The Petition in the case summarizes the complaint made by the parents. It charges that the schools were violating students' civil rights by segregating students of "Mexican and Latin" ancestry in separate schools. The Petition notes "That all children or persons of Mexican or Latin descent...are now excluded from attending, using, enjoying and receiving the benefits of the education, health and recreation facilities of certain Schools." The complaint further charged "that said children are now and have been segregated and required to and must attend and use certain Schools in said District and Systems, reserved for...children and persons of Mexican and Latin descent..."
During the U.S. District Court trial, Orange County superintendents used stereotypical imagery of Mexicans to explain the basis of school policy. One declared, "Mexicans are inferior in personal hygiene, ability, and in their economic outlook." He further stated that their lack of English prevented them from learning Mother Goose rhymes and that they had hygiene deficiencies, like lice, impetigo, tuberculosis, and generally dirty hands, neck, face and ears. These, he stated, warranted separation.
The attorney for Mendez, David Marcus, called in expert social scientists as witnesses to address the stereotypes. He had fourteen-year-old Carol Torres take the stand to counter claims that Mexican children did not speak English. Felicita Mendez also gave testimony about her family life: "We always tell our children they are Americans." Marcus also challenged the constitutionality of education segregation based on the 14th Amendment.
U.S. District Court Judge Paul J. McCormick concurred with the petitioners, issuing an injunction against the school districts' segregation policies. He stated that there was no justification in the laws of California to segregate Mexican children and that doing so was a "clear denial of the equal protection clause of the 14th Amendment."
The school districts filed an appeal, partly on the basis of a states' rights strategy. The U.S. Ninth Circuit Court upheld the District Court ruling in 1947, and the Orange County school districts dropped the case. The case resulted in the California legislature passing the Anderson bill, a measure that repealed all California school codes mandating segregation. The bill was signed by Governor Earl Warren (who would later become Chief Justice of the Supreme Court and author the opinion in Brown v. Board of Education).

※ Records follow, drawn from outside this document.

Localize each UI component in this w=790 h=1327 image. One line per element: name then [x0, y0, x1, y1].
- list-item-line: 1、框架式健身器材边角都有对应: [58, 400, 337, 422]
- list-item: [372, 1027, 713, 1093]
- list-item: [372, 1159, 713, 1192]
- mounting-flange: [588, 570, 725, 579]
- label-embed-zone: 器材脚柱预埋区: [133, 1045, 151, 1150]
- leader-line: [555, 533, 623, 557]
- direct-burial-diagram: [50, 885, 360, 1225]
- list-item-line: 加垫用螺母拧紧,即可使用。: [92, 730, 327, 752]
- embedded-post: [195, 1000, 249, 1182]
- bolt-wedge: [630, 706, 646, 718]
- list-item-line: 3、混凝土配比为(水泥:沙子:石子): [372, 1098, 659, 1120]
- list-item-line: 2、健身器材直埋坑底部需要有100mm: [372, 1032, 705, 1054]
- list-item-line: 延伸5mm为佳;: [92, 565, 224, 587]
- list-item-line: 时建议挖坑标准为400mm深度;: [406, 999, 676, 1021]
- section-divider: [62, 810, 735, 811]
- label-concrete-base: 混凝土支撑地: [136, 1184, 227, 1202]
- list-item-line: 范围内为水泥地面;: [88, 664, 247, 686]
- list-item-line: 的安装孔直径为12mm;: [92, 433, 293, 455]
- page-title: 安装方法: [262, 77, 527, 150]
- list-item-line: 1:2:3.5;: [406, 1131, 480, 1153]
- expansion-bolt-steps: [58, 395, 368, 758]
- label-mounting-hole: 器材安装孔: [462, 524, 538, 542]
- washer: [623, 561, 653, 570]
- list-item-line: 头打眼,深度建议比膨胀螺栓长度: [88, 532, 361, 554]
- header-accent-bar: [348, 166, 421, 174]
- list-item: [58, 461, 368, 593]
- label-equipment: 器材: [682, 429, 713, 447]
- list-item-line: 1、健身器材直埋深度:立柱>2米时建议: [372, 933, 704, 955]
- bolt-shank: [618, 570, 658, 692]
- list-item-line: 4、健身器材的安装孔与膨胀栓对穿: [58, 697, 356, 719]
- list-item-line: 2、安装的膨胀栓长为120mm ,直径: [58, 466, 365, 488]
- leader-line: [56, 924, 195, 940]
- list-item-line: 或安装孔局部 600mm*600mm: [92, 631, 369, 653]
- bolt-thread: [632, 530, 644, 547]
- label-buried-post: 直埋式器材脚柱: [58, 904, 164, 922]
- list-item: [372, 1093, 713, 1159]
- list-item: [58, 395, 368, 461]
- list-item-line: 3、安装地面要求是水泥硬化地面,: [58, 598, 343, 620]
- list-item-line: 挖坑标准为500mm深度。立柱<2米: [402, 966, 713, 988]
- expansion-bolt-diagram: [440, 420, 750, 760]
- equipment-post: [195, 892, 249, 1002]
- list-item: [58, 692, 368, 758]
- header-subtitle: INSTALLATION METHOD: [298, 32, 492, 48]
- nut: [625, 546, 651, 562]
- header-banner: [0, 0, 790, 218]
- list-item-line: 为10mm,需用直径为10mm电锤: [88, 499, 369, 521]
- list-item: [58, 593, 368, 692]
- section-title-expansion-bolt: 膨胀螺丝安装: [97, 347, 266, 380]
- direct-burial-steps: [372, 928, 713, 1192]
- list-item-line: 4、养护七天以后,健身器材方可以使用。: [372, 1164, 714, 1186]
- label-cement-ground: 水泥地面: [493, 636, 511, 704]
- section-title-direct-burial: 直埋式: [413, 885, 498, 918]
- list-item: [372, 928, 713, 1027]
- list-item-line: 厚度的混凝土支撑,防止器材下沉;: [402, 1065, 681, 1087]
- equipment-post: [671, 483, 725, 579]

Mendez v. Westminster School District landed an important blow to school segregation in California. It represents one of the growing efforts of Mexican Americans in the 20th Century to cast off systematic prejudice, confronting issues of race, class and citizenship. The Mendez case is also important because it underscored that the struggle for civil rights in America crossed regional, racial, and ethnic lines. Amicus curiae briefs were filed in this case by the National Association for the Advancement of Colored People (NAACP) (coauthored by Thurgood Marshall) and several other civil rights organizations, including the American Jewish Congress, the American Civil Liberties Union (ACLU), the Japanese American League, and the National Lawyers Guild.